No fundo, essa é uma das nossas grandes virtudes - sabermos receber. Turistas, investidores, imigrantes e fantasmas, todos são bem acolhidos em Portugal. A maioria já sente a Zara, o Corte Inglês ou o Santander como insígnias tão familiares quanto o azeite Gallo ou o leite Vigor. Suspeito que muitos chegam a pensar que Horta Osório é o chairman de todo o banco Santander e que Vaz Guedes caminha a passos largos para se tornar presidente da Sacyr. É o poder anestésico - ou de sedução - dos fantasmas espanhóis a funcionar.
Ora, a táctica castelhana parece estar a dar certo. Visivelmente, as questões da nacionalidade do capital deixaram de interessar o comum dos portugueses (se é que alguma vez interessaram). Só as elites se inquietam. Conscientes do desequilíbrio competitivo entre os dois países, da falta de agressividade das nossas empresas e do acentuado proteccionismo administrativo de Madrid, os meios pensantes portugueses receiam que o embate do mercado livre ibérico só venha a favorecer os interesses dos fantasmas.

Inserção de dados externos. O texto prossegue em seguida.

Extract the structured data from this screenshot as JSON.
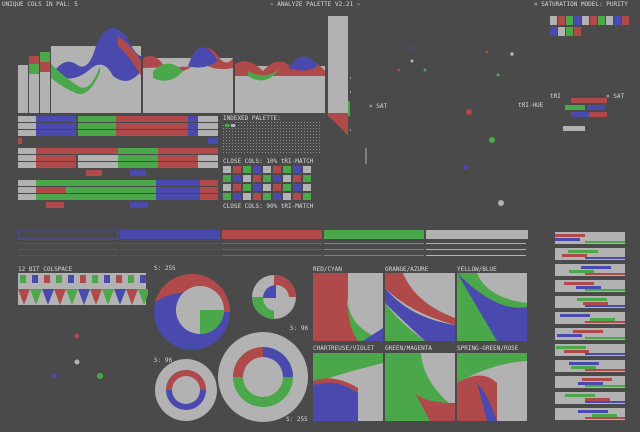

Nem de propósito, no mesmo dia em que o primeiro-ministro português se encontrava em visita oficial a Espanha, o ministro da indústria de José Luís Zapatero anunciava o lançamento de um concurso para três novas licenças GSM. Além de pretender alargar a cobertura territorial da rede móvel, o governo espanhol quer «aumentar a concorrência, melhorar a qualidade e reduzir os preços das comunicações celulares» (Jornal de Negócios, 13 de Abril). Tudo boas intenções. Mas, na prática, os constrangimentos a que um novo operador ficaria sujeito acabam por tornar suicidária qualquer tentativa oriunda de fora do actual sistema de três operadores incumbentes. À boa maneira espanhola, respeita-se a forma e trabalha-se o normativo. Veremos se me engano.
Do que podemos todos estar certos é que os fantasmas e os interesses espanhóis não mais nos largarão. A integração das economias ibéricas - a basca, a catalã, a castelhana e a galaico-portuguesa - prosseguirá inexoravelmente, umas vezes de modo amigável, outras de modo hostil. Daqui não resultará fatalmente uma perda de sangue azul no tecido económico lusitano nem uma deterioração dos seus níveis de competitividade, desde que os empresários saibam entender o desafio espanhol como uma oportunidade e não como uma fatalidade. Ousando empreender, lutando pelo que é seu e não cedendo às tentações dos fracos. Com regras iguais e transparentes, não há que recear o teste dos mercados.
Mantenhamos, porém, uma dose elevada de vigilância revolucionária. Os fantasmas espanhóis até são divertidos e voluntaristas, mas têm uma propensão irresistível para a traquinice quando encontram espíritos distraídos e para a soberba diante dos medrosos. E se tratássemos de organizar uma boa esquadrilha de avejões lusitanos?